Les préoccupations entourant le tourisme médical s’appliquent particulièrement aux patients qui voyagent dans le but de subir des interventions non éprouvées, c’est-à-dire des interventions qui n’ont pas été mises à l’essai selon des méthodes reconnues, et dont la sécurité et l’efficacité n’ont pas été démontrées. Quoiqu’il soit actuellement impossible de connaître le nombre de Canadiens qui voyagent à l’étranger ou la nature des interventions qu’ils subissent, des données anecdotiques font valoir que des touristes médicaux canadiens voyagent à l’étranger pour des interventions non éprouvées, comme le traitement de l’insuffisance veineuse cérébrospinale chronique pour la sclérose en plaques, des greffes de cellules souches pour diverses affections et des chirurgies bariatriques qui n’ont pas été testées9,10. Les patients qui font du tourisme médical pour des interventions douteuses s’exposent à des risques additionnels pour leur sécurité en raison de la nature non éprouvée de l’intervention et à de lourds fardeaux financiers pour des interventions potentiellement inefficaces; ils pourraient être inadmissibles à s’inscrire dans des études cliniques légitimes (et gratuites)11. Lorsque les patients reçoivent un diagnostic de maladie évolutive ou chronique, leur espoir d’une meilleure qualité de vie a le potentiel d’être exploité par des fournisseurs d’interventions douteuses pour les inciter à y souscrire, ce qui rehausse encore plus les inquiétudes concernant une prise de décisions mal éclairée par les touristes médicaux qui vont subir ce genre d’interventions12. Ce n’est pas dire que tous les promoteurs d’interventions non éprouvées sont des charlatans qui font des personnes vulnérables leurs proies, mais le risque est réel et considérable.

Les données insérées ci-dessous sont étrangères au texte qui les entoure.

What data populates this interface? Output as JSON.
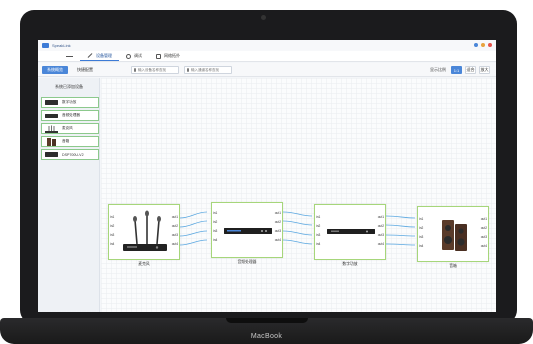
{
  "device": {
    "brand": "MacBook"
  },
  "app": {
    "title": "SpeakLink"
  },
  "tabs": [
    {
      "label": ""
    },
    {
      "label": "设备管理"
    },
    {
      "label": "调试"
    },
    {
      "label": "网络拓扑"
    }
  ],
  "toolbar": {
    "btn_primary": "系统概览",
    "btn_secondary": "快捷配置",
    "search1_placeholder": "输入设备名称查找",
    "search2_placeholder": "输入通道名称查找",
    "zoom_label": "显示比例",
    "zoom_options": [
      "1:1",
      "适合",
      "放大"
    ]
  },
  "sidebar": {
    "title": "系统已添加设备",
    "items": [
      {
        "label": "数字功放"
      },
      {
        "label": "音频处理器"
      },
      {
        "label": "麦克风"
      },
      {
        "label": "音箱"
      },
      {
        "label": "DSP700U-V2"
      }
    ]
  },
  "nodes": [
    {
      "caption": "麦克风",
      "ports_in": [
        "in1",
        "in2",
        "in3",
        "in4"
      ],
      "ports_out": [
        "out1",
        "out2",
        "out3",
        "out4"
      ]
    },
    {
      "caption": "音频处理器",
      "ports_in": [
        "in1",
        "in2",
        "in3",
        "in4"
      ],
      "ports_out": [
        "out1",
        "out2",
        "out3",
        "out4"
      ]
    },
    {
      "caption": "数字功放",
      "ports_in": [
        "in1",
        "in2",
        "in3",
        "in4"
      ],
      "ports_out": [
        "out1",
        "out2",
        "out3",
        "out4"
      ]
    },
    {
      "caption": "音箱",
      "ports_in": [
        "in1",
        "in2",
        "in3",
        "in4"
      ],
      "ports_out": [
        "out1",
        "out2",
        "out3",
        "out4"
      ]
    }
  ],
  "colors": {
    "accent": "#4a86d8",
    "node_border": "#a6d67a",
    "wire": "#5aa7e0",
    "window_close": "#e5534b",
    "window_max": "#e8a33d",
    "window_min": "#4a86d8"
  }
}
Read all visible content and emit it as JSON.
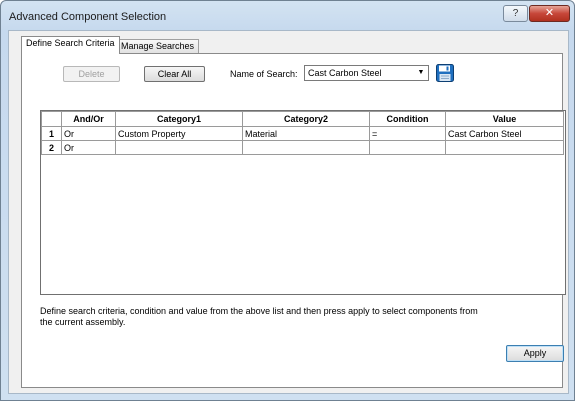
{
  "window": {
    "title": "Advanced Component Selection",
    "help_glyph": "?",
    "close_glyph": "✕"
  },
  "tabs": [
    {
      "label": "Define Search Criteria",
      "active": true
    },
    {
      "label": "Manage Searches",
      "active": false
    }
  ],
  "toolbar": {
    "delete_label": "Delete",
    "clear_all_label": "Clear All",
    "name_of_search_label": "Name of Search:",
    "name_of_search_value": "Cast Carbon Steel"
  },
  "grid": {
    "columns": [
      "",
      "And/Or",
      "Category1",
      "Category2",
      "Condition",
      "Value"
    ],
    "rows": [
      {
        "num": "1",
        "andor": "Or",
        "category1": "Custom Property",
        "category2": "Material",
        "condition": "=",
        "value": "Cast Carbon Steel"
      },
      {
        "num": "2",
        "andor": "Or",
        "category1": "",
        "category2": "",
        "condition": "",
        "value": ""
      }
    ]
  },
  "description": "Define search criteria, condition and value from the above list and then press apply to select components from the current assembly.",
  "apply_label": "Apply",
  "colors": {
    "title_bar": "#c6d9ee",
    "close_button": "#c7473a",
    "save_icon": "#1f6fbf"
  },
  "icons": {
    "save": "floppy-disk-icon",
    "dropdown": "chevron-down-icon"
  }
}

Les médecins de famille font face à de nombreux défis quand il s’agit d’aider les Canadiens qui envisagent de se rendre à l’étranger pour une intervention non éprouvée à prendre une décision mieux éclairée, tout en remplissant simultanément leurs devoirs juridiques et éthiques envers leurs patients. Ils sont forcés d’essayer de maintenir une relation médecin-patient positive, qui respecte l’autonomie du patient et ses espoirs que l’intervention non éprouvée le guérira, tout en protégeant la sécurité du patient. Dans le présent commentaire, nous expliquons les devoirs éthiques et juridiques envers ces patients et nous discutons du fait que le consensus actuel à propos de ces devoirs n’oriente pas adéquatement les médecins pour qu’ils sachent comment agir.
Devoirs envers les patients
Dans son code de déontologie, l’Association médicale canadienne énonce 54 responsabilités des médecins envers leurs patients13. Bon nombre de ces responsabilités sont particulièrement pertinentes dans les situations où des patients demandent conseil à propos d’interventions non éprouvées à l’étranger.
« Prendre toutes les mesures raisonnables pour éviter de causer un préjudice au patient » (responsabilité no 14).
« Reconnaître vos limites et, au besoin, recommander ou solliciter des avis et des services supplémentaires » (responsabilité no 15).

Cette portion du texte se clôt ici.